Но если так, если национальность, действительно, не творит бытия, ни даже его форм, а только видовые признаки форм, подобно той неведомой силе, которая листьям дуба придает форму дубового листа и носу слона — форму хобота, то очевидно, что овладеть этой тончайшей стихией, во-первых, невозможно, а, во-вторых, и незачем, потому что она никак не могла бы стать в наших руках орудием существенного творчества. Нас же должно интересовать только последнее, для нас жизненно-важна лишь та сфера, на которую простирается компетенция нашей разумной волы. На действие национального начала она не простирается, следовательно о нем нам и нечего заботиться. Национальность — наш неизменный спутник; как мы неизменно воспринимаем явления в категориях пространства, времени и причинности, так и национальность определяет все наши восприятия и всякое наше целесообразное действие. Не нация, как утверждает сионизм, есть подлинно-реальное в истории, а личность, потому что только личность творит существенно и только ей до известной степени предоставлена свобода выбора. Национальное начало действует автоматически и не развивается самочинно; развивается личность, и только в ней, питаемая ее целостным развитием, национальность крепнет и очищается. Человеческий дух не составлен из кусков, он слитно-целен, и потому ничто природное не может быть изменено в нем частично по сознательному замыслу: всякое такое усилие исказит его в целом, но своей специальной цели не достигнет. Национальный элемент — только одна из природных данностей, и о нем, как об отдельном, надо забыть, хотя он есть и вечно будет. Нам надо каждый представший вопрос и каждую задачу решать на основании существенных соображений, практических и идеальных; нам надо стараться быть сильными, свободными, полными духа людьми, — тогда наш национализм, который бессознательно есть в каждом, будет высокого качества. Испанец должен просто жить, не стараясь жить по-испански: хочет он или не хочет, он все равно живет по-испански и на свою долю осуществляет «миссию» испанского народа; но если он живет хорошо, испанский элемент в нем как раз очищается от шлаков, и он, не думая о назначении своей нации, тем лучше служит ему, — я думаю даже, улучшает в меру своих сил. Потому что, если в самом деле народу предначертана траектория его пути, то это, конечно, не линия, а так называемый «пучок траекторий», т.е. некоторый простор вверх и вниз, предоставляемый уже свободе человеческой воли.

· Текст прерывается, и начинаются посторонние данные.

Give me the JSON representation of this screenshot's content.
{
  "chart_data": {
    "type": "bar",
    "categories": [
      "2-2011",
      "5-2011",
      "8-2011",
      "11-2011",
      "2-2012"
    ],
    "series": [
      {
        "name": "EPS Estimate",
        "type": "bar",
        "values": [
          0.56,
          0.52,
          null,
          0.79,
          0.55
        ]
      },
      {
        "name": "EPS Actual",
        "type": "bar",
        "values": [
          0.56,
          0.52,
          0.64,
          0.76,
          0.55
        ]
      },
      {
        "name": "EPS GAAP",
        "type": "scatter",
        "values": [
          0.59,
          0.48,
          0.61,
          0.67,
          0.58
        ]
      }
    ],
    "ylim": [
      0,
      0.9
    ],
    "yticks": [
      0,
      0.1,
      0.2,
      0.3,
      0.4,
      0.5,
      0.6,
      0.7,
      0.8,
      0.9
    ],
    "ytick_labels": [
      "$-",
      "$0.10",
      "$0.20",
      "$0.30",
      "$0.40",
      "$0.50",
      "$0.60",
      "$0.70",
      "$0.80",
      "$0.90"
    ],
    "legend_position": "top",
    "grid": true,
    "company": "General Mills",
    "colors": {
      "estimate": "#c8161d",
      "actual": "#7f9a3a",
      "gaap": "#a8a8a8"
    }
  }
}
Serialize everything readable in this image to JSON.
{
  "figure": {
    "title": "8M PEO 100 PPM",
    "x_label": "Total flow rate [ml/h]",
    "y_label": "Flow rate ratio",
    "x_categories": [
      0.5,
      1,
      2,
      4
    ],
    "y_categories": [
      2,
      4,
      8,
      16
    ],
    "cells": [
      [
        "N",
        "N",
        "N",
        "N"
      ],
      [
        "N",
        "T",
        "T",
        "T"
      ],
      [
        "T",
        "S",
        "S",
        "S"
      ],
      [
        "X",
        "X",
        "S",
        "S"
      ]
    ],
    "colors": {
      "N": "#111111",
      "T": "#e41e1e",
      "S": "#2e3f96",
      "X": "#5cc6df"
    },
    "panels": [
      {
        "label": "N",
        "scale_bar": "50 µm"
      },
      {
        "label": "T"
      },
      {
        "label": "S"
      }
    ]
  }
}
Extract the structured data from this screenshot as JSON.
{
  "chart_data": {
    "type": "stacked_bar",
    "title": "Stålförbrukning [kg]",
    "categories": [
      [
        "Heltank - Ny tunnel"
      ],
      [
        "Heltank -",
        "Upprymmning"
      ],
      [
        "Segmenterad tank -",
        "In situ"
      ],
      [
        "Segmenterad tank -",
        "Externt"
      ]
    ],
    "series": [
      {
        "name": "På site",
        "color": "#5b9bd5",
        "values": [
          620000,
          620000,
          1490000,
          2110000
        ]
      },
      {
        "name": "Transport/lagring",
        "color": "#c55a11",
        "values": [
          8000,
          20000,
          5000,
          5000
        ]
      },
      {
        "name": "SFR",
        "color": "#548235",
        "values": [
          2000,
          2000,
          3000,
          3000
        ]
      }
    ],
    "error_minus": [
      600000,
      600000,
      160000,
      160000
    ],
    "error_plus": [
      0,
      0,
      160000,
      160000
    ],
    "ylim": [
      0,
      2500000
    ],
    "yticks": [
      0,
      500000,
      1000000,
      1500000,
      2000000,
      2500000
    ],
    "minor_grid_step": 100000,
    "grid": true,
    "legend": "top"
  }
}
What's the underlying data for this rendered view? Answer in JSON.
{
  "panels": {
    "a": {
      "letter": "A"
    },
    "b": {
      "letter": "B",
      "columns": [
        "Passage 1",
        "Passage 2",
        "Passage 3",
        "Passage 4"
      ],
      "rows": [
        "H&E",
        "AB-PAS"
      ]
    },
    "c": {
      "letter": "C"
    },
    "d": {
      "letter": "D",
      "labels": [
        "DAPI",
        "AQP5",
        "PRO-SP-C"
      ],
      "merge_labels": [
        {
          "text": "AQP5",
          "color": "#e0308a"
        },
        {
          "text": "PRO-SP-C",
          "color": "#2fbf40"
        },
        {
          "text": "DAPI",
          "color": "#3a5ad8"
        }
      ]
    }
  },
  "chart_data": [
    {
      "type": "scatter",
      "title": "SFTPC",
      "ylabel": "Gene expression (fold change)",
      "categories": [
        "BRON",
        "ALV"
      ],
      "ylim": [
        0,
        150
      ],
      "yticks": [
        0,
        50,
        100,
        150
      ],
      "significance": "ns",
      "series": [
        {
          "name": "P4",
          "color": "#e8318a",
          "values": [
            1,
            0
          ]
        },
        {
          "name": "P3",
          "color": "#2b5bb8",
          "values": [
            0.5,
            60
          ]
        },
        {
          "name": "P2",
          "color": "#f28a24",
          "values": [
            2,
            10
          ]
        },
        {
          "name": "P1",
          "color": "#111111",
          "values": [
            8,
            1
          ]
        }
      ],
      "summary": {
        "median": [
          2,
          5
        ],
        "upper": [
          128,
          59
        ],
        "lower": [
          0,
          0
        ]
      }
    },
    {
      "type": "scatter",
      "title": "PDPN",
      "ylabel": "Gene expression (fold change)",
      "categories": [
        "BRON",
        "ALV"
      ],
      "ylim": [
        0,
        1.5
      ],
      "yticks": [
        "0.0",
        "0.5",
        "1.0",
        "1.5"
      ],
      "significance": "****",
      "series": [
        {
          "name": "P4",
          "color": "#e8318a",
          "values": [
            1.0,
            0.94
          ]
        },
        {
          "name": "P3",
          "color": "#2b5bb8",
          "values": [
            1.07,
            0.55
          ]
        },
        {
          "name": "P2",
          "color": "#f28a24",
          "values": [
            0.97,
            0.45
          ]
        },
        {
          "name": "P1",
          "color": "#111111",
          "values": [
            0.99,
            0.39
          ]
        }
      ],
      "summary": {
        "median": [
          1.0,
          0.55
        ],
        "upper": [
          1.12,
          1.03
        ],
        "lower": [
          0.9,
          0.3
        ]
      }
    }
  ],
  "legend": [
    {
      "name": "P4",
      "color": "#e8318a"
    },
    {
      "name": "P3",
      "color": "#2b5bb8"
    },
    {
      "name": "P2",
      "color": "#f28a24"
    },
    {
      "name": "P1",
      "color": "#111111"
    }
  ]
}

Поэтому я говорю: национальное творчество не есть какой-либо особенный, высший вид коллективного творчества, но всякое творчество народа непременно, помимо воли его участников, окрашено национально и этой окраской объединено. Не старайтесь быть нацией: вы неизбежно нация, по самой природе вещей. И когда вы утверждаете одновременно, что еврейство есть нация, и что, распыленное по земле, оно вследствие своей распыленности неспособно к национальному творчеству, — я отвечаю: если оно, действительно, нация, — а я так думаю вместе с вами, — то его раздробленное, коллективное творчество непременно в какой-то сфере, недоступной нашему зрению, образует национальное целое. Тучи встают не только из морей; каждый ручей и каждая лужа испаряют в воздух влагу. Нация не должна непременно быть собранной на одной территории, чтобы ее творчество было национальным: она творит так во всяком случае и при всяких условиях. Все дело в том, что еврейское национальное творчество в целом незримо, хотя от этого не менее реально, вы же не раньше хотите поверить в его реальность, нежели сумеете осязать его.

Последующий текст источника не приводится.